食堂にエナの声が響く。もともとディアスとリリーナ,ロイ,クライブ,ティファそしてレイは城の中で高い位を与えられていたので,食堂で一緒に食事をする事が時折あった。



エナが戻ってきてからは,エナも含めこのメンバーで食事をする事が極端に増えたのだ。



「ちょっとぉ。このスープ熱すぎるわ」



エナが持っていたスプーンを乱暴に机に置きながら言うと,周りにいた女たちが「申し訳ありません」と口にしながら水を運んできた。



「ちょっとエナ!!それぐらい我慢しなさいよ」



ティファが眉を寄せながらエナに苦言する。



「熱いものは熱いのよ!!こんな物を出す方が悪いわ」



エナは運ばれた水を飲みながらティファに言い返す。



「あのねぇ…」



ティファとエナの言い合いが始まりそうになると,付き合っていられないと言うような顔でディアスが立ち上がる。

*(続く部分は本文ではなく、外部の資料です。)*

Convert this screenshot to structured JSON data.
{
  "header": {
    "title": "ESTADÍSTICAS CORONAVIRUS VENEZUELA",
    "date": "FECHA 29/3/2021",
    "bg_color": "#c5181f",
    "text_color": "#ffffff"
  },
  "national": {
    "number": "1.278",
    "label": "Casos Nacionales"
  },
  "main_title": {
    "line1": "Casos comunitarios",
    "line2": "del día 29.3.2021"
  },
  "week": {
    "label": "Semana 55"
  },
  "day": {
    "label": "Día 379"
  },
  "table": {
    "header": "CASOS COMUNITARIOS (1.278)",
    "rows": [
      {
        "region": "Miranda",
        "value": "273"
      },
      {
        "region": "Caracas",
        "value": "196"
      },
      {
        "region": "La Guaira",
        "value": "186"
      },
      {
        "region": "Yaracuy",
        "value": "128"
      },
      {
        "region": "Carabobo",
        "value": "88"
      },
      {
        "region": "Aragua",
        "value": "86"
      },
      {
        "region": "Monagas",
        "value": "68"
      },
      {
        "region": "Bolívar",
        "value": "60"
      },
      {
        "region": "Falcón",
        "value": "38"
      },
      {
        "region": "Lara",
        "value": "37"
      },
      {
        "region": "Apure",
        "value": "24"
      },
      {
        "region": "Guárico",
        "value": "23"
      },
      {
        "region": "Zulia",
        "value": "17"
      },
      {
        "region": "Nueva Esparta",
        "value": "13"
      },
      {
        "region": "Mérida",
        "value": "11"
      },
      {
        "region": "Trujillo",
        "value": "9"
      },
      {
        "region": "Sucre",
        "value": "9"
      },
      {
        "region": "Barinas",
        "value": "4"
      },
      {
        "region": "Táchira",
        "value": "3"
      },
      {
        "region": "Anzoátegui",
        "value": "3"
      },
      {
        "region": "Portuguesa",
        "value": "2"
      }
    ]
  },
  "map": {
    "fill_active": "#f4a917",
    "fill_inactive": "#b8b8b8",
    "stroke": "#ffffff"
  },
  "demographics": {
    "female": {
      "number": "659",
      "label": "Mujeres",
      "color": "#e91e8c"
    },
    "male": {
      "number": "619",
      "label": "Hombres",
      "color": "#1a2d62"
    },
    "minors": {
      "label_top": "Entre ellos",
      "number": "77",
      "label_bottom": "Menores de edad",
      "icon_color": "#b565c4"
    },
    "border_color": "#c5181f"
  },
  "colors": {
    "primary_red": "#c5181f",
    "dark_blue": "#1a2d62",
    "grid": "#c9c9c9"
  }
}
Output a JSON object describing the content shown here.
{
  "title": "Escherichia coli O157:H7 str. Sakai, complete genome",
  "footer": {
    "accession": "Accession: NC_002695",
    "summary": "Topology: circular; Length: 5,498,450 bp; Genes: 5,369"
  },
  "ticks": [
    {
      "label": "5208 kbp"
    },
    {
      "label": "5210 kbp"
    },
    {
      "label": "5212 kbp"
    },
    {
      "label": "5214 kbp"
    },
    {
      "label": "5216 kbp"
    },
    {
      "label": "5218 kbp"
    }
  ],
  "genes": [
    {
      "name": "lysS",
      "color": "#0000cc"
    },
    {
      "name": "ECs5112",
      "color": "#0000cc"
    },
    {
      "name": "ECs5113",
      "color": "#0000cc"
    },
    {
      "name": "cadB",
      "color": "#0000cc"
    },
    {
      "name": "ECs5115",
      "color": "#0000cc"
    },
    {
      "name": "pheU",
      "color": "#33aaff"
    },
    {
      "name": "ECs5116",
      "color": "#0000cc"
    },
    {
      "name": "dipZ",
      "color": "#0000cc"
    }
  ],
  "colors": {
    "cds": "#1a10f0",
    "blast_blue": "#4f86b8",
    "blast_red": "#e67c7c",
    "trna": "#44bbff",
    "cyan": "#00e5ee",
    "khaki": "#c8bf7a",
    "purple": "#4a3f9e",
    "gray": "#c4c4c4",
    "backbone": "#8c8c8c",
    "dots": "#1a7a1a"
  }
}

同時にロイとクライブも席を立ち,そそくさと食堂を後にした。



あのエナの歓迎パーティーの日以来,前より一層ディアスの事を意識するようになっていた。



そのためディアスが席を立ち部屋を後にするその姿を,無意識のうちに目で追ってしまっていた。



そんなレイの様子をエナは見逃さなかった。